We had just implemented Docker containers as part of our infrastructure overhaul—embracing the new container hype. We were excited to finally move away from monolithic services and embrace microservices. But with that excitement came a bit of naivety, as we underestimated the complexity involved in orchestrating those containers across multiple machines.
Our first challenge came in the form of service discovery. CoreOS was hot back then with its etcd and fleet tools, so naturally, we decided to jump on board. We thought it would be a breeze setting up these services. Boy, were we wrong.
The first day went smoothly as we got Docker containers running across our servers. But when I tried to deploy my application, I ran into issues almost immediately. The service discovery wasn’t working as expected—our applications couldn’t communicate with each other properly due to network configuration problems. It turned out that the way we had set up etcd and fleet was causing a lot of confusion for our services.
I spent hours trying to debug this issue, but the logs were confusing, and there didn’t seem to be much documentation on setting up service discovery in a Docker environment with CoreOS. I remember banging my head against the wall while staring at journalctl -u fleet output, hoping to find some clues.
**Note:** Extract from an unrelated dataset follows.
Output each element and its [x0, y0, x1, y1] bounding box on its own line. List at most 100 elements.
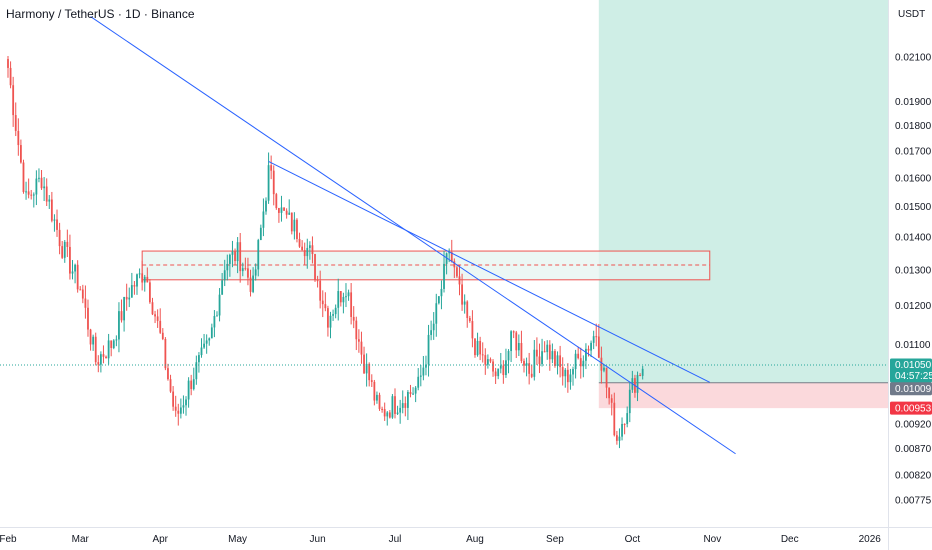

After a particularly frustrating afternoon, I finally managed to get it working by tweaking our configuration files and adjusting the network settings. The application started communicating correctly, but I was left with a lingering feeling of dissatisfaction. We were supposed to be ahead of the game with this new technology stack, yet we spent half the day just trying to get the basics to work.
The next day brought more challenges. Our Kubernetes setup, which we were using for orchestration, had some unexpected behavior during deployments. We were using an early version of Kubernetes that was still in its infancy. It was riddled with bugs and required a lot of manual intervention. Every time I tried to deploy new code, there seemed to be a different issue cropping up—whether it was pod misconfigurations or network connectivity problems.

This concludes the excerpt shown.